De jour, le parc s’improvisait des airs de fête foraine – avec des corps allongés partout – sous les tilleuls, au bord du kiosque – de la musique dans les radios et des langues à n’en plus parler. Et c’était à ce moment-là, celui du plus de bruit et de chahut, qu’ils semblaient dormir le mieux : la présence de ceux qui avaient le droit donnait un semblant de tranquillité à leurs siestes endimanchées.
Mais la nuit, c’était tout autre chose – on l’appelait le Petit Kaboul, le Sangatte Parisien – parce qu’il y en avait eu un mort d’un couteau dans le thorax, parce qu'ils aspiraient à l’autre côté de la Manche, et parce que surtout ça parlait ici le dari et le pachtou.

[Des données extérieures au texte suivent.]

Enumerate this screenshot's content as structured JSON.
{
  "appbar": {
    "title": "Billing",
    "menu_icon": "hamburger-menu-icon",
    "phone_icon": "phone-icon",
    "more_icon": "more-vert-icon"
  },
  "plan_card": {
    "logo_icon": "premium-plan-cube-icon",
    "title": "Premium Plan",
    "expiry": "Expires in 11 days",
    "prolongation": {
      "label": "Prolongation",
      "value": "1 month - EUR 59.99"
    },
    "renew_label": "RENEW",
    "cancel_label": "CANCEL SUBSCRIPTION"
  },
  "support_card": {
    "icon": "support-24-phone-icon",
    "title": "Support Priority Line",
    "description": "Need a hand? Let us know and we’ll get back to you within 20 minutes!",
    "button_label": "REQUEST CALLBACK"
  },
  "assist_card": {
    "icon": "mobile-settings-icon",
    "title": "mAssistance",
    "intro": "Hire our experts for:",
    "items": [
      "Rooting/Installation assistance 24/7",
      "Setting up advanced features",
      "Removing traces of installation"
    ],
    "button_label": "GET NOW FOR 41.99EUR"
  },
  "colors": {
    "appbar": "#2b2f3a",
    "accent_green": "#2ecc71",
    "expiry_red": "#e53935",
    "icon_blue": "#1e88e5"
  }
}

Ils le savaient bien eux – tout le monde le savait ici – qu’il y avait un trou dans les grilles à l’endroit même du noisetier qui se tord dans l’angle au bord du Canal, ils le savaient tous que les gars, quand ils partaient, ils allaient s’assoir sur la place de la Gare de l’Est, sur les quelques bancs qui trainent dans le quartier, et puis qu’ils y revenaient : ils le savaient, par habitude d’abord – parce que ça faisait des mois que ça durait ; et puis ils le savaient aussi aux couvertures, aux vêtements, aux petits postes de radios laissés par ceux-là même qui allaient revenir, sous les fourrés, derrière les bancs, dans l’angle opposé à celui du barreau manquant.

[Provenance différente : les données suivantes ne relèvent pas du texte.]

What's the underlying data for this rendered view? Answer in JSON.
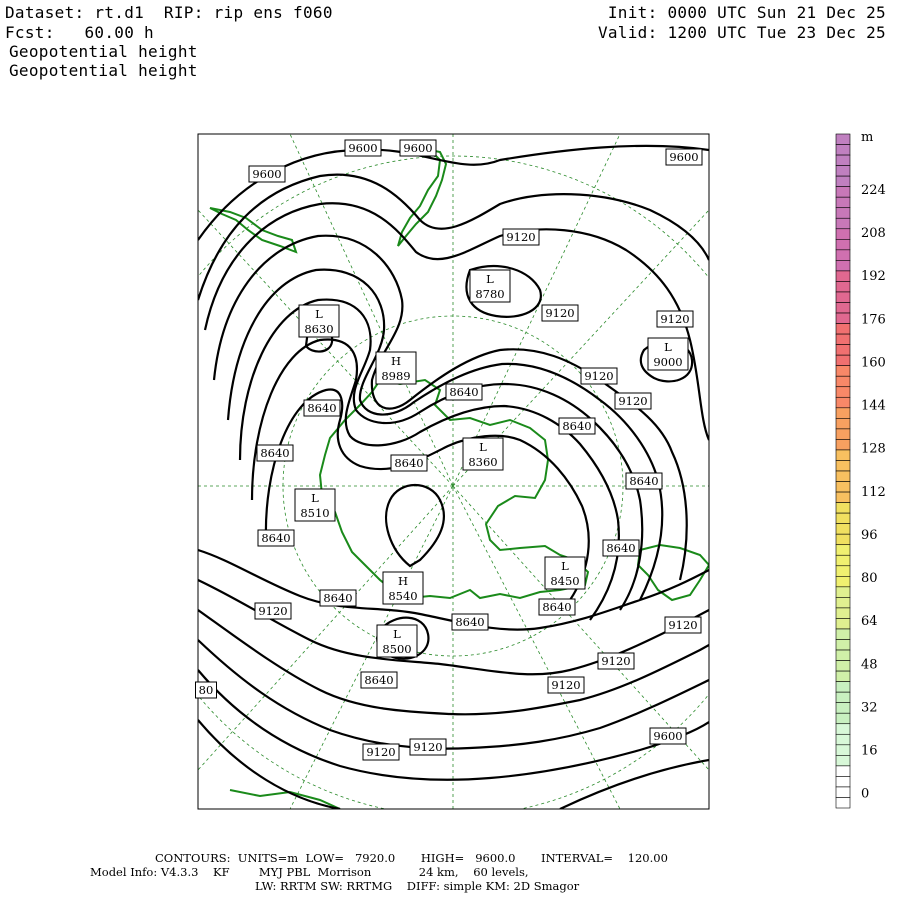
{
  "header": {
    "dataset_line": "Dataset: rt.d1  RIP: rip ens f060",
    "fcst_line": "Fcst:   60.00 h",
    "field1": "Geopotential height",
    "field2": "Geopotential height",
    "init_line": "Init: 0000 UTC Sun 21 Dec 25",
    "valid_line": "Valid: 1200 UTC Tue 23 Dec 25"
  },
  "colorbar": {
    "unit": "m",
    "labels": [
      "224",
      "208",
      "192",
      "176",
      "160",
      "144",
      "128",
      "112",
      "96",
      "80",
      "64",
      "48",
      "32",
      "16",
      "0"
    ],
    "colors_top_to_bottom": [
      "#c080c0",
      "#c878b8",
      "#d070b0",
      "#e06890",
      "#f07070",
      "#f88868",
      "#f8a060",
      "#f8c060",
      "#f0e060",
      "#f0f070",
      "#e0f090",
      "#d0f0a8",
      "#c8f0c0",
      "#d8f8d8",
      "#ffffff"
    ]
  },
  "contour_labels": [
    {
      "text": "9600"
    },
    {
      "text": "9600"
    },
    {
      "text": "9600"
    },
    {
      "text": "9600"
    },
    {
      "text": "9120"
    },
    {
      "text": "9120"
    },
    {
      "text": "9120"
    },
    {
      "text": "9120"
    },
    {
      "text": "9120"
    },
    {
      "text": "9120"
    },
    {
      "text": "9120"
    },
    {
      "text": "9120"
    },
    {
      "text": "9120"
    },
    {
      "text": "9120"
    },
    {
      "text": "9120"
    },
    {
      "text": "8640"
    },
    {
      "text": "8640"
    },
    {
      "text": "8640"
    },
    {
      "text": "8640"
    },
    {
      "text": "8640"
    },
    {
      "text": "8640"
    },
    {
      "text": "8640"
    },
    {
      "text": "8640"
    },
    {
      "text": "8640"
    },
    {
      "text": "8640"
    },
    {
      "text": "8640"
    },
    {
      "text": "8640"
    },
    {
      "text": "9600"
    },
    {
      "text": "80"
    }
  ],
  "centers": [
    {
      "kind": "L",
      "value": "8780"
    },
    {
      "kind": "L",
      "value": "8630"
    },
    {
      "kind": "H",
      "value": "8989"
    },
    {
      "kind": "L",
      "value": "9000"
    },
    {
      "kind": "L",
      "value": "8360"
    },
    {
      "kind": "L",
      "value": "8510"
    },
    {
      "kind": "L",
      "value": "8450"
    },
    {
      "kind": "H",
      "value": "8540"
    },
    {
      "kind": "L",
      "value": "8500"
    }
  ],
  "footer": {
    "line1": "CONTOURS:  UNITS=m  LOW=   7920.0       HIGH=   9600.0       INTERVAL=    120.00",
    "line2": "Model Info: V4.3.3    KF        MYJ PBL  Morrison             24 km,    60 levels,",
    "line3": "LW: RRTM SW: RRTMG    DIFF: simple KM: 2D Smagor"
  }
}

Déjà l’été dernier, ça leur avait pris : le grand ménage… Mais cette fois là, ils avaient les chiens, les costumes et le moral aussi haut que les jambières. Postés partout, un homme tout les quinze mètres pour entourer la verdure parisienne, quelques autres à l’intérieur, avec des chiens, et deux ou trois cars pas bien loin, histoire d’assurer les arrières en cas de rébellion. Mais qui se rebellerait ici ? Qui ? Pas eux en tout cas, qui partaient sans broncher, dormir une nuit de plus près des porches des gares ; pas nous non plus, qui regardions ce spectacle avec la tranquillité effarée d’un bon peuple bien pensant ; pas ceux non plus qui se coulaient sur les routes chaudes, parlant mille autres langues que la nôtre et la leur – surtout pas eux d’ailleurs, venus troquer quelques jours de bonne fortune contre un mauvais cœur à prendre, surtout pas nous non plus – parce que c’est un délit – délit de solidarité lit-on dans les journaux.

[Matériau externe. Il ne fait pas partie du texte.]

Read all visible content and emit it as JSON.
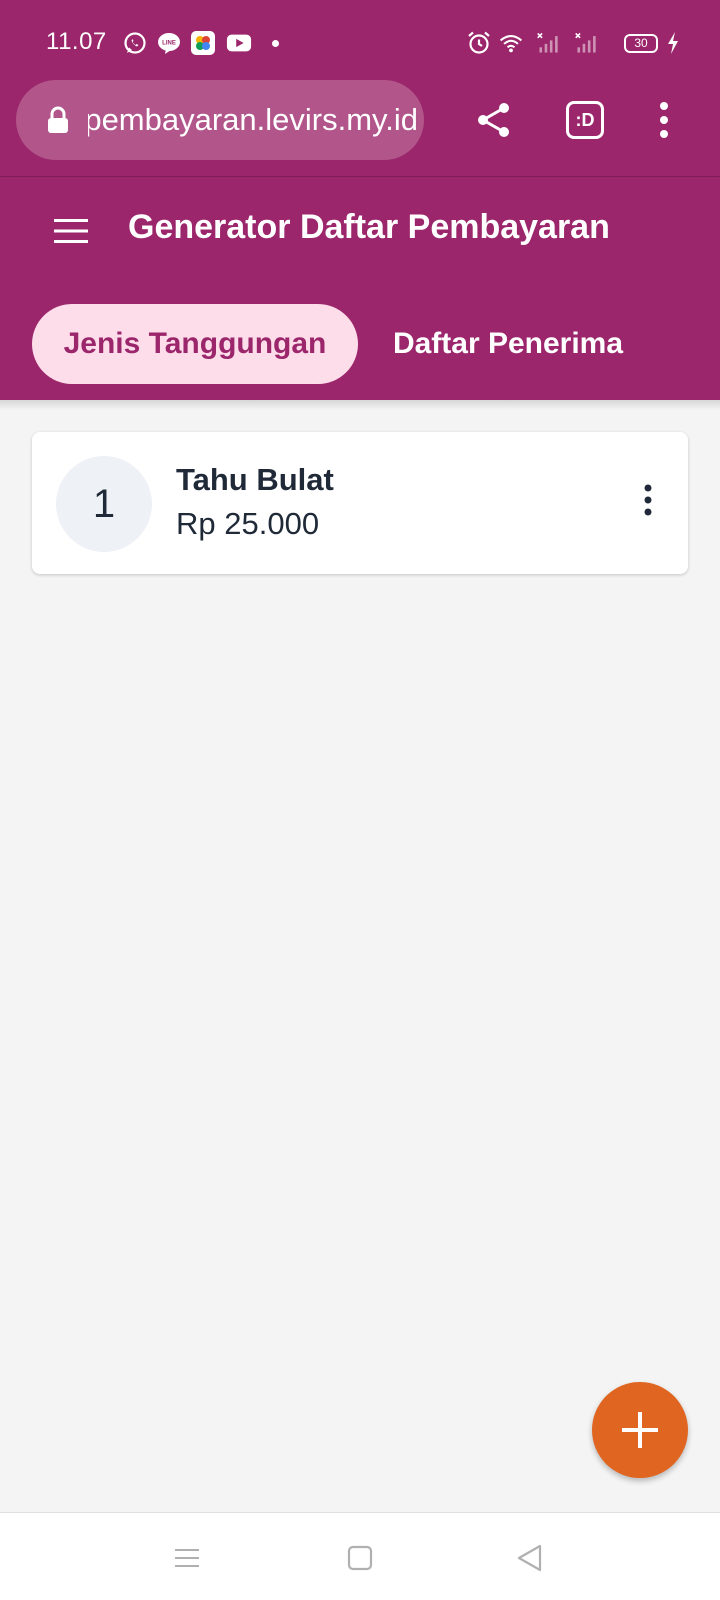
{
  "status_bar": {
    "time": "11.07",
    "battery": "30",
    "notification_icons": [
      "whatsapp-icon",
      "line-icon",
      "photos-icon",
      "youtube-icon"
    ],
    "system_icons": [
      "alarm-icon",
      "wifi-icon",
      "signal-icon",
      "signal-icon",
      "charging-icon"
    ]
  },
  "browser": {
    "url": "pembayaran.levirs.my.id",
    "tab_count_label": ":D"
  },
  "app": {
    "title": "Generator Daftar Pembayaran",
    "tabs": [
      {
        "label": "Jenis Tanggungan",
        "active": true
      },
      {
        "label": "Daftar Penerima",
        "active": false
      }
    ]
  },
  "items": [
    {
      "number": "1",
      "name": "Tahu Bulat",
      "price": "Rp 25.000"
    }
  ],
  "colors": {
    "primary": "#9b266b",
    "tab_active_bg": "#fddde9",
    "fab": "#e06520",
    "background": "#f4f4f4"
  }
}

Ce soir-là – pas plus que les autres soirs – il n’y aura pas eu de délit, il n’y aura pas eu d’affrontement, il n’y aura pas eu de flashball ou de tazer ; il y aura seulement eu du déni, de l’humiliation de part et d’autre et des gorges pachtounes sanglées par de l’orgueil.
L’ordre est un subterfuge mathématique – une équation qu’on résout contre le réel – pour étouffer les inconnues : le gaz lacrymogène chahutant les yeux en pleine nuit ; l’impossible combinaison des quatre-vingt place libres du dortoir contre les deux cents corps qui ne trouvent pas de place ; le gouffre des degrés qui s’ouvre entre leur herbe et nos toits.
Ça c’est passé hier.
Je le découvre ce soir – en franchissant les lignes de corps pliés par l’exercice à la distribution des places.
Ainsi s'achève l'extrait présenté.